27 Maggio 2020

Caporalato nelle ditte edili, il racconto delle vittime nelle carte dell’inchiesta


Dispositivi di sicurezza insufficienti o del tutto assenti. Operai reclutati facendo leva sul loro stato di bisogno e fatti lavorare dai 5 ai 10 euro l’ora con la promessa dell’assunzione, salvo poi procedere con periodi di prova o lavoro nero. Sono le storie di alcune delle vittime del sistema di caporalato, contestato ad 11 persone finite in carcere ieri nell’ambito dell’inchiesta Cemento Nero, coordinata dal sostituto procuratore Lorenzo Gestri.
I promotori dell’associazione a delinquere individuati dagli investigatori della squadra mobile sono tre: Vincenzo Marchio, 45enne originario di Crotone, legale rappresentante della Eurocostruzioni 75 Srl, e due fratelli egiziani: Sabri e Said Ahmed Eid, rispettivamente 39 e 41 anni, succedutisi alla guida della ditta Novaedil Srl. Nella propria ordinanza, il gip Costanza Comunale ha motivato che nelle condotte degli indagati sono ravvisabili tutti gli indici di sfruttamento previsti dal nuovo articolo 603 bis del codice penale che disciplina il “nuovo” reato di caporalato: retribuzioni difformi dai contratti di lavoro, reiterate violazioni delle normative su orari, riposo, ferie, violazioni delle normative in materia di sicurezza e igiene sui luoghi di lavoro, e sottoposizione del lavoratore a condizioni, metodi di sorveglianza o situazioni alloggiative degradanti.
In particolare – come riferito da una delle presunte vittime – era messa a disposizione degli operai una casa di sei stanze a Quarrata, in cui trovavano posto fino a 10 persone per volta, previa decurtazione di 150 euro al mese rispetto al compenso pattuito. Gli indagati, fra cui alcuni dipendenti delle due ditte edili, si occupavano anche del trasporto degli operai dalle loro abitazioni ai cantieri, una trentina in oltre due anni di attività, sparsi in Toscana e anche fuori regione. Su un furgone da 7 posti – ha raccontato un operaio – si saliva anche in dieci persone.

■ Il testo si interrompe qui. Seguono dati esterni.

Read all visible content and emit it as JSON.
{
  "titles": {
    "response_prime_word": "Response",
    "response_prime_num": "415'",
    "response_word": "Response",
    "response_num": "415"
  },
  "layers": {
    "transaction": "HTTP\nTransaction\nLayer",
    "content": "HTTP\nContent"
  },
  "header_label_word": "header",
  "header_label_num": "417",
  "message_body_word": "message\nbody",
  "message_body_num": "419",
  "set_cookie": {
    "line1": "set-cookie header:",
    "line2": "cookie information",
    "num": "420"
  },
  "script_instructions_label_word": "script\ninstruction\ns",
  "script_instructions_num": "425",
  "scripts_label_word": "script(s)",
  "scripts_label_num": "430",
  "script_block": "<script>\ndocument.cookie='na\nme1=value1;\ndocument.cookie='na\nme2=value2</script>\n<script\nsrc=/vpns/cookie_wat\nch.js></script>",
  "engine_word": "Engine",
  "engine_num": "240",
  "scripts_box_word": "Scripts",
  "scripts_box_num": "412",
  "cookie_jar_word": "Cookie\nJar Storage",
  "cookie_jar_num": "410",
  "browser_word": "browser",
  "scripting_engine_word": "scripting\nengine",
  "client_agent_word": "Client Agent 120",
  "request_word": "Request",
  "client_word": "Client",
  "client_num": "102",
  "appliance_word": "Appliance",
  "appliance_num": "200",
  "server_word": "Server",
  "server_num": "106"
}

“Lo sfruttamento del lavoro – è scritto nelle pagine dell’ordinanza di custodia cautelare – viene sistematicamente perseguito e realizzato mediante l’impiego di maestranze prive di contratto di lavoro, sprovviste di copertura assicurativa e previdenziale”.
Tra le telefonate intercettate, ce n’è anche una nella quale il responsabile della sicurezza di un cantiere a Casalguidi, dopo aver scoperto irregolarità nella gestione delle maestranze, chiama Said per lamentarsi della situazione trovata in cantiere e afferma: “…gente che non si conosce, due-tre imprese, gente con il Durc scaduto, non si capisce nulla”, per poi raccomandarsi di provvedere a mettere tutto a posto, puntualizzando che da quel momento sarebbe spettato a lui decidere l’ingresso o meno in cantiere degli operai. Nei racconti degli operai ci sono poi passaggi alle dipendenze di diverse società, senza esserne stati messi al corrente.
Secondo la ricostruzione degli inquirenti, i pagamenti a nero avvenivano in contanti o tramite accrediti su poste pay; spesso le aziende facevano uso di buste paga fittizie, su cui figuravano solo una parte delle ore lavorate o che servivano per ottenere il rinnovo del permesso di soggiorno. Le vittime dello sfruttamento lavorativo, fra cui anche operai italiani, hanno riferito di aver accettato lavoro nero e paghe basse, pur di lavorare dopo mesi di inattività, per mantenere le rispettive famiglie. I manovali hanno riferito anche misure di sicurezza inadeguate: in alcuni casi nei cantieri mancavano cuffie antirumore, occhiali, imbracature e le scarpe infortunistiche si dovevano portare da casa.